We leap forward another approximate century to the baroque painter Francisco Zurbaran who was born in 1598 and died in 1664. He is known primarily for his religious paintings depicting monks, nuns, and martyrs, and for his still-lifes. 

Zurbarán gained the nickname Spanish Caravaggio, owing to the forceful, realistic use of chiaroscuro in which he excelled. This painting has incredible attention to detail and great craftsmanship. The skills exemplify the transfer of knowledge and craft throughout the west of Europe again through growing trade and communication. Realism is emphasized as is the use of light and dark shadows. Religious expression for the Spanish was encouraged by the Church as a result of the counter reformation and even a painting with objects as simple as this carried religious signifigance. Spain was in its “Golden Age” and wealth and its display through art continued as a result of the wealth flowing in from the new Spanish colonies 

Neo-classicism 

Neoclassicism refers to the art produced later but inspired by antiquity. The neoclassical painters were attempting to reproduce in their paintings the settings, costumes and any other details of their subject with as great a historical accuracy as they could.  The 18th century is commonly referred to as "The Age of Enlightenment".  This period produced a large number of writers, philosophers, and intellectuals and governments had grown filled with humanists. The sciences continued to be supported and pursued. This had resulted from greater travel and knowledge of the regions in which they travelled. Greater populations, mobility of an educated larger middle and upper class had no doubt resulted in the this interest arising. Both mythology and classical history had been made popular by recent aercheological activties notably in Greece, Egypt, and Rome. Pompeii had been rediscovered in the mid 1700's and and this led to a renewed interest for Roman culture.  Figure 4 is a displays Jacques-Louis David’s “Oath of Horatio” and this work was created in 1784 immediately before the French Revolution. The picture is taken from the writings of an ancient Roman author named Livy and in it one can see the Horati brothers swearing allegiance to Rome on the swords that their father is holding. Laying down ones life for patriotic and nationalistic ideals is being promoted. Apparently both American and French Revolutionaries liked the work since to them it represented self sacrifice and the Roman Republican period and the French Royalty liked it since it also represented loyalty to the nation which they no doubt thought was theirs from their perspective. Notably absent is a religious theme and given that the Roman Catholic  Church had its holdings nationalized during the revolution their influence was clearly not what it once was. The techniques applied in the creation of the work are a culmination of skills transferred and incorporated form the time of the works of Giotto.  “David’s Oath of the Horatii uses the visual techniques of fore-shadowing, chiaroscuro, linear composition, and perspective in order to stress his theme of the public over the personal interest. 

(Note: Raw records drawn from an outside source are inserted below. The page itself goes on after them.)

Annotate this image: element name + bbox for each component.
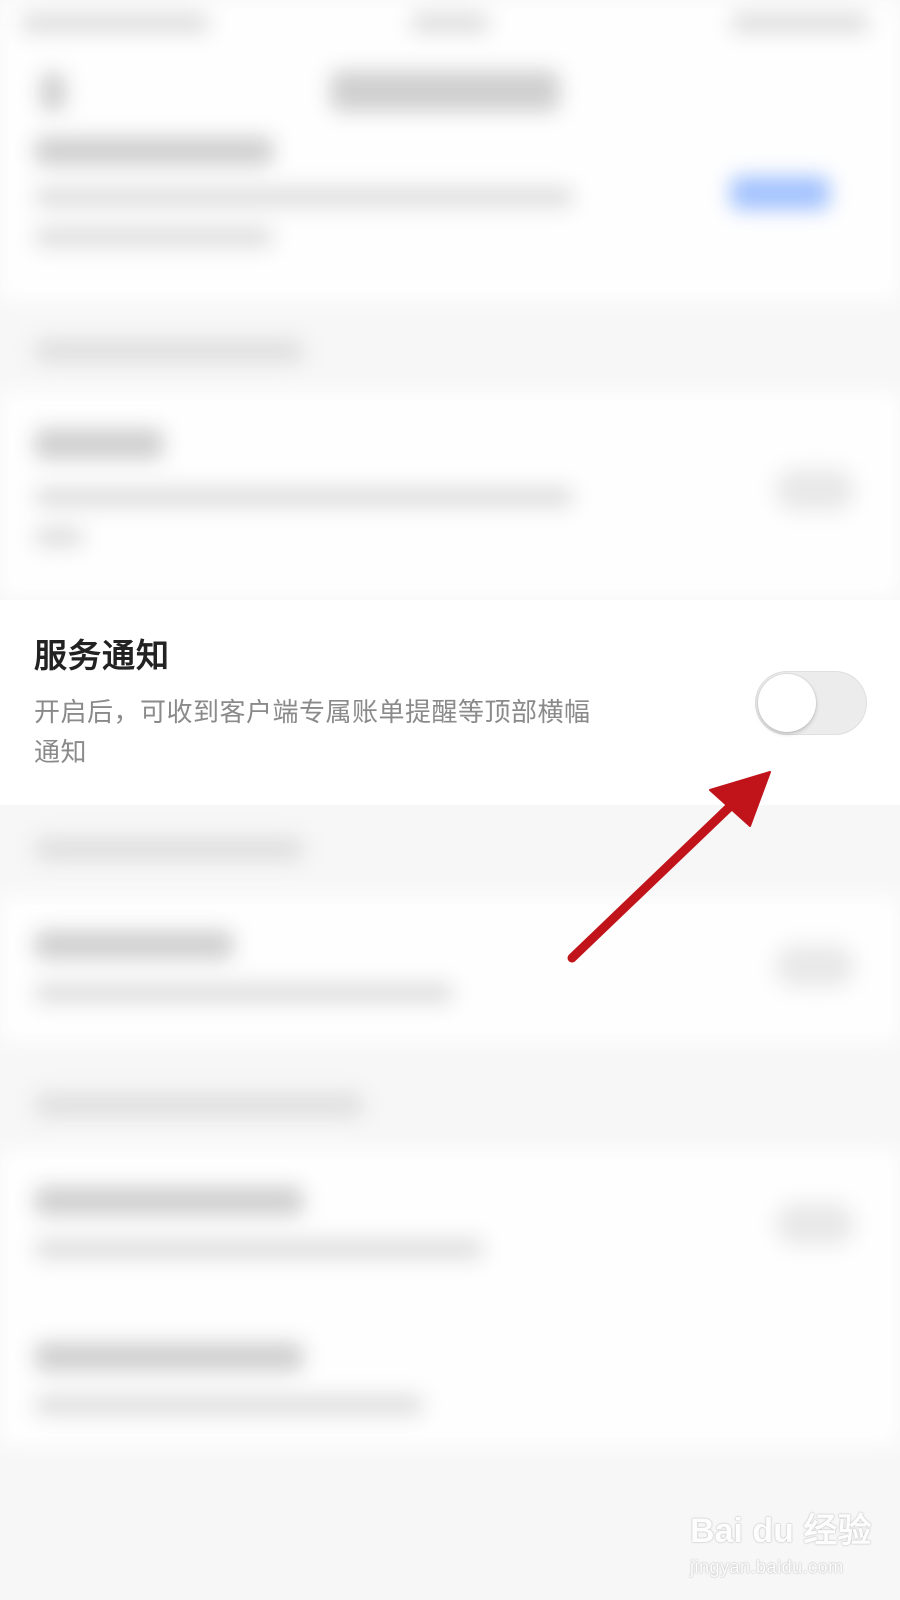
blurred-line [34, 486, 574, 508]
baidu-jingyan-watermark: Bai du 经验 jingyan.baidu.com [690, 1503, 872, 1583]
blurred-line [34, 1342, 304, 1372]
blurred-panel [0, 392, 900, 598]
blurred-line [34, 136, 274, 166]
blurred-line [34, 982, 454, 1004]
blurred-line [34, 1186, 304, 1216]
blurred-line [34, 526, 84, 548]
blurred-toggle [775, 944, 855, 988]
blurred-section-header [34, 1092, 364, 1118]
blurred-line [34, 428, 164, 460]
blurred-line [34, 1238, 484, 1260]
blurred-status-right [730, 12, 870, 34]
blurred-toggle [775, 468, 855, 512]
blurred-back-icon [40, 72, 66, 112]
service-notification-toggle[interactable] [755, 671, 867, 735]
blurred-line [34, 226, 274, 248]
blurred-page-title [330, 70, 560, 112]
service-notification-title: 服务通知 [34, 637, 170, 674]
watermark-site: jingyan.baidu.com [690, 1557, 844, 1577]
blurred-header-panel [0, 0, 900, 300]
blurred-blue-button [730, 176, 830, 210]
blurred-line [34, 930, 234, 960]
blurred-panel [0, 1150, 900, 1446]
watermark-brand: Bai du 经验 [690, 1512, 872, 1550]
service-notification-description: 开启后，可收到客户端专属账单提醒等顶部横幅通知 [34, 697, 591, 767]
blurred-toggle [775, 1202, 855, 1246]
blurred-status-left [20, 12, 210, 34]
blurred-section-header [34, 836, 304, 862]
blurred-line [34, 186, 574, 208]
blurred-section-header [34, 338, 304, 364]
blurred-line [34, 1394, 424, 1416]
blurred-status-center [410, 12, 490, 34]
blurred-panel [0, 896, 900, 1042]
toggle-knob [758, 674, 816, 732]
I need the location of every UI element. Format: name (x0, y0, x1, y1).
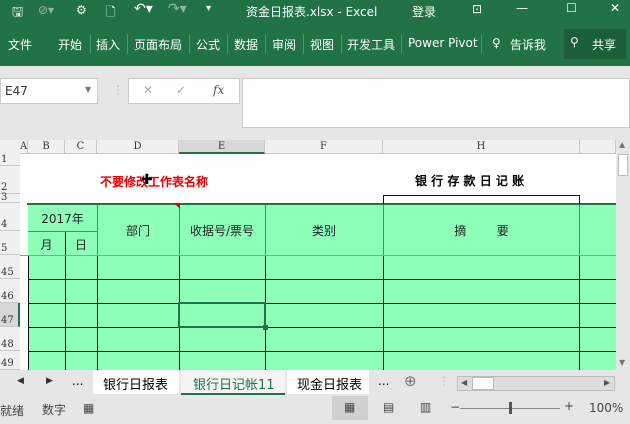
year-header: 2017年 (41, 212, 84, 226)
customize-qat-icon[interactable]: ▾ (206, 3, 211, 14)
column-header-h[interactable]: H (383, 140, 580, 154)
scroll-down-icon[interactable]: ▼ (619, 358, 625, 367)
row-header-49[interactable]: 49 (0, 351, 20, 370)
insert-function-icon[interactable]: fx (213, 83, 224, 97)
zoom-out-button[interactable]: − (450, 400, 460, 414)
grid-icon: ▦ (344, 400, 356, 414)
tab-home[interactable]: 开始 (58, 36, 82, 53)
tab-scroll-right-icon[interactable]: ▶ (46, 376, 53, 386)
day-header: 日 (74, 238, 87, 252)
sheet-tab-bar: ◀ ▶ ... 银行日报表 银行日记帐11 现金日报表 ... ⊕ ⋮ ◀ ▶ (0, 370, 630, 396)
row-header-4[interactable]: 4 (0, 203, 20, 231)
tab-power-pivot[interactable]: Power Pivot (408, 36, 478, 50)
zoom-level[interactable]: 100% (589, 401, 623, 415)
column-header-b[interactable]: B (28, 140, 65, 154)
status-bar: 就绪 数字 ▦ ▦ ▤ ▥ − + 100% (0, 396, 630, 424)
touch-mode-icon[interactable]: ⊘▾ (38, 3, 54, 17)
horizontal-scrollbar[interactable]: ◀ ▶ (457, 376, 615, 391)
row-header-3[interactable]: 3 (0, 193, 20, 203)
column-header-f[interactable]: F (265, 140, 383, 154)
row-header-45[interactable]: 45 (0, 255, 20, 279)
row-header-47[interactable]: 47 (0, 303, 20, 327)
tab-insert[interactable]: 插入 (96, 36, 120, 53)
tabs-more-left[interactable]: ... (72, 374, 83, 388)
tab-review[interactable]: 审阅 (272, 36, 296, 53)
page-layout-view-icon[interactable]: ▤ (383, 400, 394, 414)
page-break-view-icon[interactable]: ▥ (420, 400, 431, 414)
formula-buttons: ✕ ✓ fx (128, 78, 240, 104)
title-bar: 🖫 ⊘▾ ⚙ 🗋 ↶▾ ↷▾ ▾ 资金日报表.xlsx - Excel 登录 ⊡… (0, 0, 630, 22)
comment-indicator-icon[interactable] (174, 203, 180, 209)
column-header-i[interactable] (580, 140, 616, 154)
splitter-handle[interactable]: ⋮ (112, 83, 124, 97)
row-header-46[interactable]: 46 (0, 279, 20, 303)
undo-icon[interactable]: ↶▾ (134, 1, 153, 17)
row-header-2[interactable]: 2 (0, 166, 20, 194)
formula-bar: E47 ▼ ⋮ ✕ ✓ fx (0, 66, 630, 140)
zoom-slider-thumb[interactable] (509, 402, 512, 414)
formula-input[interactable] (242, 78, 630, 128)
scroll-thumb[interactable] (618, 154, 628, 176)
person-icon: ⚲ (570, 35, 579, 49)
tab-page-layout[interactable]: 页面布局 (134, 36, 182, 53)
close-button[interactable]: ✕ (610, 1, 620, 15)
window-title: 资金日报表.xlsx - Excel (246, 5, 378, 19)
row-header-48[interactable]: 48 (0, 327, 20, 351)
tab-data[interactable]: 数据 (234, 36, 258, 53)
tab-scroll-left-icon[interactable]: ◀ (17, 376, 24, 386)
sheet-title: 银 行 存 款 日 记 账 (415, 174, 525, 188)
active-cell-e47[interactable] (178, 302, 266, 328)
sheet-tab-bank-daily[interactable]: 银行日报表 (93, 370, 179, 394)
cancel-icon[interactable]: ✕ (143, 83, 153, 97)
sheet-tab-cash-daily[interactable]: 现金日报表 (287, 370, 369, 394)
name-box[interactable]: E47 ▼ (0, 78, 98, 104)
tab-developer[interactable]: 开发工具 (347, 36, 395, 53)
login-link[interactable]: 登录 (412, 3, 436, 20)
select-all-corner[interactable] (0, 140, 20, 154)
vertical-scrollbar[interactable]: ▲ ▼ (616, 140, 630, 370)
splitter-handle[interactable]: ⋮ (438, 374, 450, 388)
move-cursor-icon: ✚ (141, 172, 153, 188)
chevron-down-icon[interactable]: ▼ (85, 85, 91, 94)
tabs-more-right[interactable]: ... (378, 374, 389, 388)
macro-icon[interactable]: ⚙ (76, 3, 87, 17)
normal-view-button[interactable]: ▦ (332, 396, 368, 420)
tab-view[interactable]: 视图 (310, 36, 334, 53)
category-header: 类别 (311, 224, 336, 238)
warning-text: 不要修改工作表名称 (100, 175, 209, 189)
redo-icon[interactable]: ↷▾ (168, 1, 187, 17)
zoom-in-button[interactable]: + (564, 399, 574, 413)
scroll-left-icon[interactable]: ◀ (461, 378, 467, 387)
column-header-a[interactable]: A (20, 140, 28, 154)
scroll-right-icon[interactable]: ▶ (604, 378, 610, 387)
tell-me-search[interactable]: 告诉我 (510, 36, 546, 53)
status-num: 数字 (42, 403, 67, 417)
macro-record-icon[interactable]: ▦ (83, 401, 94, 415)
summary-header: 摘 要 (454, 224, 509, 238)
column-header-c[interactable]: C (65, 140, 97, 154)
maximize-button[interactable]: ☐ (566, 1, 577, 15)
column-header-d[interactable]: D (97, 140, 179, 154)
fill-handle[interactable] (263, 325, 268, 330)
ribbon-display-icon[interactable]: ⊡ (472, 2, 482, 16)
receipt-header: 收据号/票号 (189, 224, 255, 238)
print-preview-icon[interactable]: 🗋 (106, 3, 116, 24)
minimize-button[interactable]: — (516, 1, 528, 15)
month-header: 月 (40, 238, 53, 252)
h-scroll-thumb[interactable] (472, 377, 494, 390)
enter-icon[interactable]: ✓ (176, 83, 186, 97)
share-button[interactable]: ⚲ 共享 (564, 29, 626, 59)
lightbulb-icon: ♀ (492, 36, 501, 50)
sheet-tab-bank-journal[interactable]: 银行日记帐11 (181, 370, 285, 395)
scroll-up-icon[interactable]: ▲ (619, 140, 625, 149)
row-header-5[interactable]: 5 (0, 231, 20, 255)
ribbon-tabs: 文件 开始 插入 页面布局 公式 数据 审阅 视图 开发工具 Power Piv… (0, 22, 630, 66)
new-sheet-icon[interactable]: ⊕ (404, 372, 417, 390)
column-header-e[interactable]: E (179, 140, 265, 154)
tab-formulas[interactable]: 公式 (196, 36, 220, 53)
dept-header: 部门 (125, 224, 150, 238)
tab-file[interactable]: 文件 (8, 36, 32, 53)
status-ready: 就绪 (0, 404, 25, 418)
row-header-1[interactable]: 1 (0, 154, 20, 166)
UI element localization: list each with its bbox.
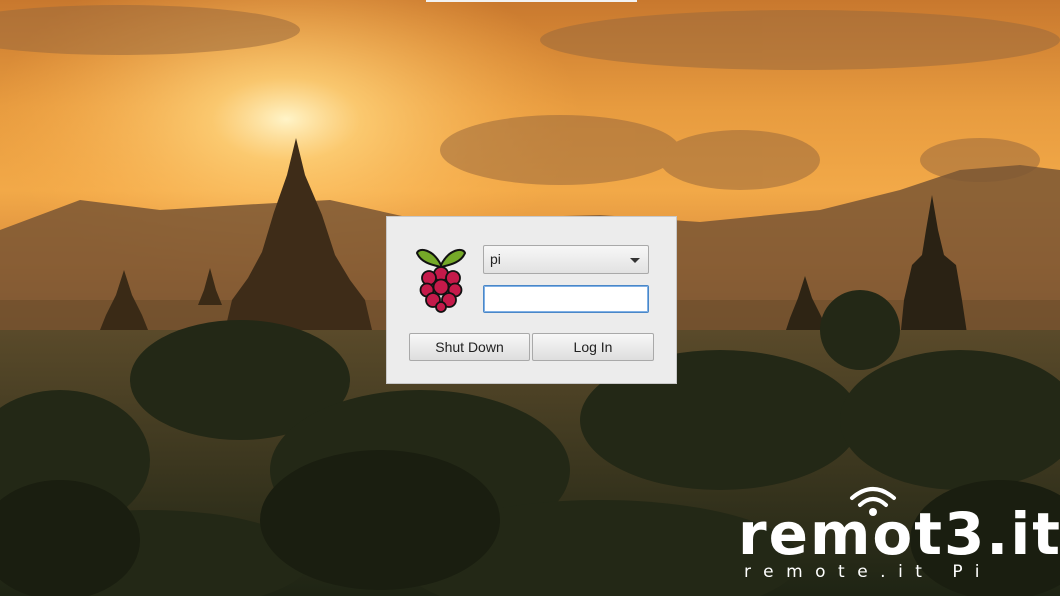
top-panel-strip	[426, 0, 637, 2]
brand-name: remot3.it	[738, 500, 1060, 568]
shut-down-button[interactable]: Shut Down	[409, 333, 530, 361]
brand-tagline: remote.it Pi	[744, 562, 992, 582]
raspberry-pi-logo-icon	[415, 248, 467, 313]
password-input[interactable]	[483, 285, 649, 313]
log-in-button[interactable]: Log In	[532, 333, 654, 361]
user-select-value: pi	[490, 251, 501, 267]
login-dialog: pi Shut Down Log In	[386, 216, 677, 384]
chevron-down-icon	[630, 258, 640, 263]
user-select[interactable]: pi	[483, 245, 649, 274]
registered-mark: ®	[1016, 540, 1024, 551]
remoteit-branding: remot3.it ® remote.it Pi	[730, 482, 1060, 582]
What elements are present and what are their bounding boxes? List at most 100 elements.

The time spanned by the four artists is nearly five hundred years from 1304 AD to 1784 AD and reflect the periods from Trecento to Neo-classicism. Growth in populations continued over this interval marred by the Black Plague at the beginning of this interval. Wealth, commerce, and the development of smaller states and city states had continued after the retraction of the Western Roman Empire and other very powerful countries arose to take Rome’s place, many of them integrating both Roman characteristics and their own. Trade and war both contributed to the flow of knowledge as it pertained to the skills of the artists. Religion continued to dominate the creation of artistic works but that influence diminished with time. Each artist was however a product of his time and culture, consequently his work represented the influences of these cultures at the time of the creation of each work. The period of time saw great transitions amongst nations in terms of wealth, influence, and culture and these changes were reflected in the works of art created by the artists who lived and worked within these very societies.